Located in southwestern Ohio, Lebanon is considered part of the Cincinnati metro area. The community is known today as The Cedar City because of the abundance of Eastern Redcedar trees there. Lebanon is a great place for residents who commute to work because it is located new Interstates 71 and 75.
Downtown Lebanon is an ideal all-American community, boasting historical architecture, antique shops, local restaurants and unique specialty shops. Golden Turtle Chocolate Factory is one of the most famous shops with premium chocolates, toffee and Texas Tortoises. Lebanon is also home to the nation's largest YMCA facility.
Lebanon apartments for rent are surrounded by rich history and scenic green spaces, and are an ideal location for individuals working in the nearby cities. The population has greatly increased over the past two decades, according to statistics from the U.S Census Bureau. In 1990, roughly 10,800 residents lived in the city, but today more than 20,200 people call Lebanon home.
After the treaty of Greenville was signed in August 1795, the first settlers came to the area now known as Lebanon. In September 1802, four settlers laid out the streets of Lebanon and 100 lots were cut out of a primitive forest boasting white oak, black walnut, elm and sycamore trees. Tucked between Turtle Creek and its North Fork, Lebanon only consisted of one-half block long and three blocks wide. In 1803, Lebanon was chosen as the temporary seat of Warren County.
In December, settler Jonas Seaman opened a tavern that was first a log cabin called Golden Lamb. Over going through several name and owner shifts, a fourth floor was added in the late 1870s to accommodate railroad workers. Over the years, 10 presidents dined there as well as Charles Dickens, Samuel Clemens and Harriet Beecher Stowe. The inn is honored as one of the oldest known today.
The architecture of Lebanon is unlike the majority of the Midwest, and is still preserved in four historic districts on the National Register of Historic Places. The colonial atmosphere in Lebanon has given the community a reputation as a picturesque community.

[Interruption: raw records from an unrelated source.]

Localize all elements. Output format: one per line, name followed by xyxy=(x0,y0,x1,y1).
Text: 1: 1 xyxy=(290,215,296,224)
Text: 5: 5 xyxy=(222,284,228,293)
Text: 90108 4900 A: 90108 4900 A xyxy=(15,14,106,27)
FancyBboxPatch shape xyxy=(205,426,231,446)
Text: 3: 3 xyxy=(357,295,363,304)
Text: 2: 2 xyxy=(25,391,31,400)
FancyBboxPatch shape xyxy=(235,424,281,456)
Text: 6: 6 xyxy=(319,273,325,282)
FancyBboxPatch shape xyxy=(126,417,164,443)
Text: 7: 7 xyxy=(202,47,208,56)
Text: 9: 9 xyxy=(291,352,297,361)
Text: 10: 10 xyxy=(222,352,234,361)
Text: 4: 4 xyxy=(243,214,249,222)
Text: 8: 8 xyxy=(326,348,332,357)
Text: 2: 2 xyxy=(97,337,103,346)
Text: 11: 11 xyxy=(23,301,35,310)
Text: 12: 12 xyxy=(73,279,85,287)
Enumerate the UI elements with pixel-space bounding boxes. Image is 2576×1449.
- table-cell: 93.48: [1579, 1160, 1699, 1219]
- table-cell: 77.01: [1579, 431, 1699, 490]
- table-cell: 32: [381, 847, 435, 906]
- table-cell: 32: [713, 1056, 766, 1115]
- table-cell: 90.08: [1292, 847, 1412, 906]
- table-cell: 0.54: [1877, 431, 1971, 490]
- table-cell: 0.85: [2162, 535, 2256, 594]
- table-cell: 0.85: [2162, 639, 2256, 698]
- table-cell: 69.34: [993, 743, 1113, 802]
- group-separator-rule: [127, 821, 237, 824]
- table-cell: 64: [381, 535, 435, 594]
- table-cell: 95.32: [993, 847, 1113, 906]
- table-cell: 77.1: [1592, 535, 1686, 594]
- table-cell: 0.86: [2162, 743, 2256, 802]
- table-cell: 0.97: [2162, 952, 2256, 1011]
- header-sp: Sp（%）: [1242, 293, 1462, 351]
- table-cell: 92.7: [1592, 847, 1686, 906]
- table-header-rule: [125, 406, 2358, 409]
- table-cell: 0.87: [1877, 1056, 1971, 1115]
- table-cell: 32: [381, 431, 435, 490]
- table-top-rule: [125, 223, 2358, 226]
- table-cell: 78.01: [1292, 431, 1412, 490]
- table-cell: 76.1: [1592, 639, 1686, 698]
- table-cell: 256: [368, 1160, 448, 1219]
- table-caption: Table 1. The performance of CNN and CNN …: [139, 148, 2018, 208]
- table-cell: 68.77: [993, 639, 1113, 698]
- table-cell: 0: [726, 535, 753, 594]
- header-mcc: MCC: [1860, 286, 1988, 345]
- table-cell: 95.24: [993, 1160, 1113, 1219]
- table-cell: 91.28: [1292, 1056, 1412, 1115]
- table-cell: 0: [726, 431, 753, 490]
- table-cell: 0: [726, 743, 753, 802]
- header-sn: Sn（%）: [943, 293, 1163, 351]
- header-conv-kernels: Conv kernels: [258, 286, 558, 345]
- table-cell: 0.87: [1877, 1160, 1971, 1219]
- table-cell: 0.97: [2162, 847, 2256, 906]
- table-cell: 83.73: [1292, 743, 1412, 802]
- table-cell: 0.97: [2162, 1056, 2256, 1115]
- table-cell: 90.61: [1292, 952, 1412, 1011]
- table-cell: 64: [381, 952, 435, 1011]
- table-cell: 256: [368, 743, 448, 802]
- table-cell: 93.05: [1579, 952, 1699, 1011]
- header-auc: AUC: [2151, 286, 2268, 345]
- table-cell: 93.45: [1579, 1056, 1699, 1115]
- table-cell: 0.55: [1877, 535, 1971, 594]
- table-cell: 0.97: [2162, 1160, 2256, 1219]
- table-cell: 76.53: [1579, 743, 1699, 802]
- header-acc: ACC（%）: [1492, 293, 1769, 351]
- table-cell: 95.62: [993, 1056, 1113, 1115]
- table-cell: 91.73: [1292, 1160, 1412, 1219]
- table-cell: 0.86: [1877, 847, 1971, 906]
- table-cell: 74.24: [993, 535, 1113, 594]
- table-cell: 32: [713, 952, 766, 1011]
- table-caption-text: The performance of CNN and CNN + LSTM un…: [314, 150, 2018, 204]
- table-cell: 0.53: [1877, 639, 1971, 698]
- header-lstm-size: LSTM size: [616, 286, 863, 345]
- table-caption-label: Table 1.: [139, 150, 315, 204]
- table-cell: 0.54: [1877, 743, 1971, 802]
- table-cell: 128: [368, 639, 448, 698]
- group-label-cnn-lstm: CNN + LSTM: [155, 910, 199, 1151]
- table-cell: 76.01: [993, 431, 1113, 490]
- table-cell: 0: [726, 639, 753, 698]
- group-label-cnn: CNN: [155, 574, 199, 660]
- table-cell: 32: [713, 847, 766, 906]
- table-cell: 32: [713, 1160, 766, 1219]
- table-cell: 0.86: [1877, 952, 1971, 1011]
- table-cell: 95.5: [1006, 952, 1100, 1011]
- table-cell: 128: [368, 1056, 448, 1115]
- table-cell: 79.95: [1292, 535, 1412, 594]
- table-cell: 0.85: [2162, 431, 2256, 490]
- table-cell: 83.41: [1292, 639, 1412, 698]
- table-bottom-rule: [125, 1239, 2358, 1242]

In Lebanon, residents can easily travel to the nearby metropolitan areas of Cincinnati and Dayton. The average commute for Lebanon residents is 25 minutes, three minutes shorter than the national average, according to Best Places. Some of the city's top employers include Countryside YMCA, ADVICS Manufacturing, Wal-Mart and Kroger Marketplace.
Students living in rentals in Lebanon have similar opportunities to travel to Dayton or Cincinnati for post-secondary education. The area's colleges include Antonelli College, Beckfield College, Dayton School of Medical Massage, the Art Institute of Ohio and Kaplan College.
Living in Lebanon is very reasonably priced considering the quaint community and prime location. According to Best Places, the overall cost of living is 4 points lower than the national average, food is 1 point lower and utilities are 1 points lower. Similarly, the average cost of rentals in Lebanon is fairly low. According to statistics from the U.S. Census Bureau, the median gross rent is $803.
In Lebanon, the community members look forward to four events in particular throughout the year. The Country Applefest, Horse-Drawn Carriage Parade, Lebanon Blues festival and Warren County Festivals of the Arts offer the perfect opportunity to get a true taste of the inviting atmosphere of Lebanon.
The city is also home to four parks that range from small green spaces to the vast 136-acre centerpiece of the community. Colonial Park features an extensive trail network, several creeks, eight baseball/softball fields, a soccer field, shelters, playground areas and a basketball court. Harmon Park is another beloved open space with a nine-hole golf course, tennis courts, playgrounds and the Lebanon-Countryside YMCA Trail.